RTTI

236319 Spring 2024, Prof. Lorenz


RTTI


motivation

Let’s say we would like to implement a garbage collection algorithm, e.g. mark & sweep or stop & copy.

motivation

In order to implement the algorithm, we need a way to find all “reachable” variables from a certain pile of bits.

How do we traverse a network of data connected to other data?

motivation

For example, a class instance may have fields in it, which may themselves have fields in them. the same 16 bytes may be interpreted in countless different ways, and when we reach a value, we may not know what’s in it!

example

consider the following C structs

struct S1 {
    int x;
};
struct S2 {
    int *ptr;
};

Assume sizeof(int) == sizeof(int*) && sizeof(int*) == 8.

Given an 8 byte long variable, how can we know if it has to be interpreted as S1 or as S2?

This is a problem because it shows we cannot tell apart pointers and data, making implementing GC impossible.

Conclusion: we must have type information at runtime

The problem of traversal on networks of objects is not specific to garbage collection algorithms, and recurs in various other places like deep cloning and serialization.

It is especially pronounced in languages with dynamic typing - types must be checked in runtime, and therefore, we must save type information so it is available in runtime.

Statically-typed languages can check for type errors in compile time and from there assume all field accesses are valid.

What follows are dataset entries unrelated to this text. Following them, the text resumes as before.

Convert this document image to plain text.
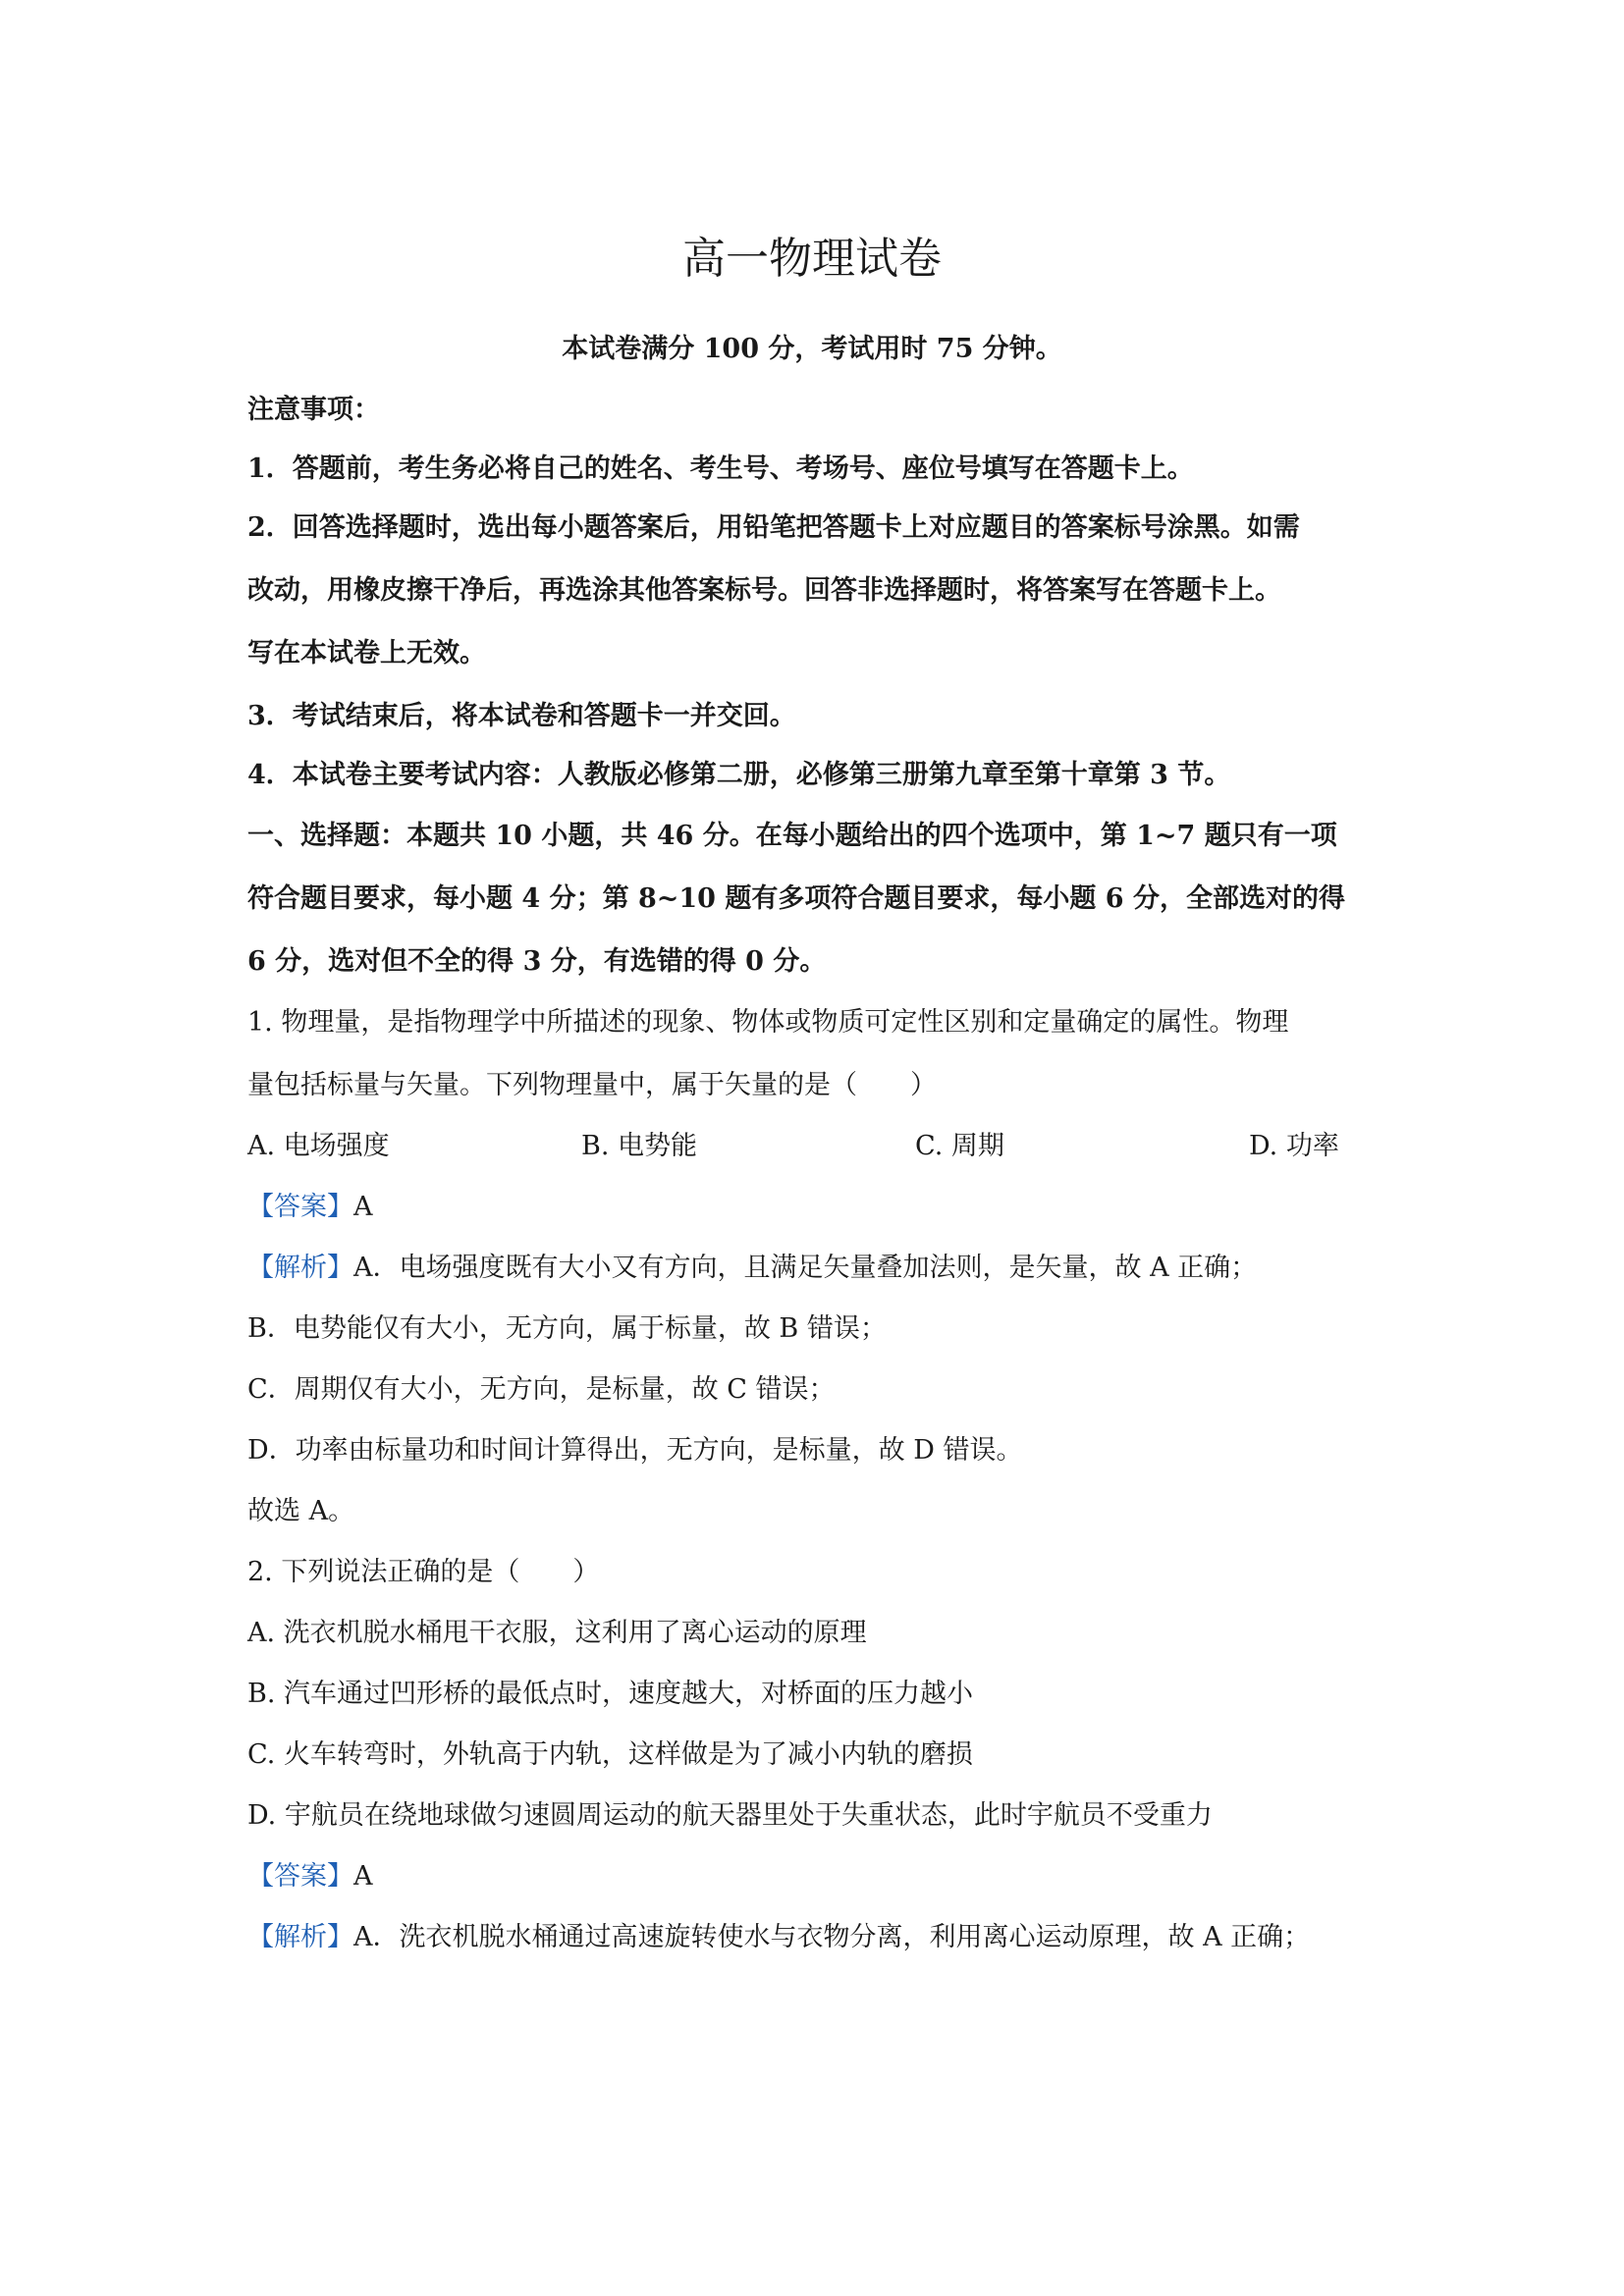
高一物理试卷
本试卷满分 100 分，考试用时 75 分钟。
注意事项：
1．答题前，考生务必将自己的姓名、考生号、考场号、座位号填写在答题卡上。
2．回答选择题时，选出每小题答案后，用铅笔把答题卡上对应题目的答案标号涂黑。如需
改动，用橡皮擦干净后，再选涂其他答案标号。回答非选择题时，将答案写在答题卡上。
写在本试卷上无效。
3．考试结束后，将本试卷和答题卡一并交回。
4．本试卷主要考试内容：人教版必修第二册，必修第三册第九章至第十章第 3 节。
一、选择题：本题共 10 小题，共 46 分。在每小题给出的四个选项中，第 1~7 题只有一项
符合题目要求，每小题 4 分；第 8~10 题有多项符合题目要求，每小题 6 分，全部选对的得
6 分，选对但不全的得 3 分，有选错的得 0 分。
1. 物理量，是指物理学中所描述的现象、物体或物质可定性区别和定量确定的属性。物理
量包括标量与矢量。下列物理量中，属于矢量的是（　　）
A. 电场强度	B. 电势能	C. 周期	D. 功率
【答案】A
【解析】A．电场强度既有大小又有方向，且满足矢量叠加法则，是矢量，故 A 正确；
B．电势能仅有大小，无方向，属于标量，故 B 错误；
C．周期仅有大小，无方向，是标量，故 C 错误；
D．功率由标量功和时间计算得出，无方向，是标量，故 D 错误。
故选 A。
2. 下列说法正确的是（　　）
A. 洗衣机脱水桶甩干衣服，这利用了离心运动的原理
B. 汽车通过凹形桥的最低点时，速度越大，对桥面的压力越小
C. 火车转弯时，外轨高于内轨，这样做是为了减小内轨的磨损
D. 宇航员在绕地球做匀速圆周运动的航天器里处于失重状态，此时宇航员不受重力
【答案】A
【解析】A．洗衣机脱水桶通过高速旋转使水与衣物分离，利用离心运动原理，故 A 正确；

In dynamically-typed languages, RTTI is necessary for type checking

statically-typed languages can benefit from RTTI too


the solution

RTTI: Runtime Type Information

  • Additional data attached to each cell in memory
  • Specifies the type of the data to which it is attached
  • Is useful in both statically and dynamically typed languages

RTTI is used for:

  • Serialization
  • Deep-cloning
  • Garbage collection

NOTE: these are purposes that require traversal of a type structure that has to be known in runtime

in dynamically-typed languages, also:

  • type checking

C has a “no hidden costs” policy (also known as the supermarket principle) - when a programmer allocates memory, it should be guaranteed that no extra memory is used. therefore, these languages do not have RTTI

Note that C++ does hold RTTI in some objects, more on that in OOP class

This is why these languages do not, and can not, have general purpose GC, serialization, cloning or any “deep” operations.

Let’s consider the following snippet regarding a variable today which has fields day, month, year:

today.day = 35;

This snippet is valid Java as well as valid JavaScript. however, when ran, both languages work differently to interpret it. In Java, we first dereference today, ignoring RTTI (it is not used for field access in Java), advance by off(day) and update the field.

The offset off(day) is known in compile-time, because Java is statically-typed. In JavaScript, we also dereference today, but we must examine the RTTI to determine off(day) to then advance by it and update the field. this is because JavaScript is dynamically-typed.

NOTE: in this case, C would operate similarly to Java, except it has no RTTI to ignore.

JavaScript’s dynamic typing causes it to not know the required offsets in compile time.

This example demonstrates the difference between statically- and dynamically-typed languages in their use of RTTI.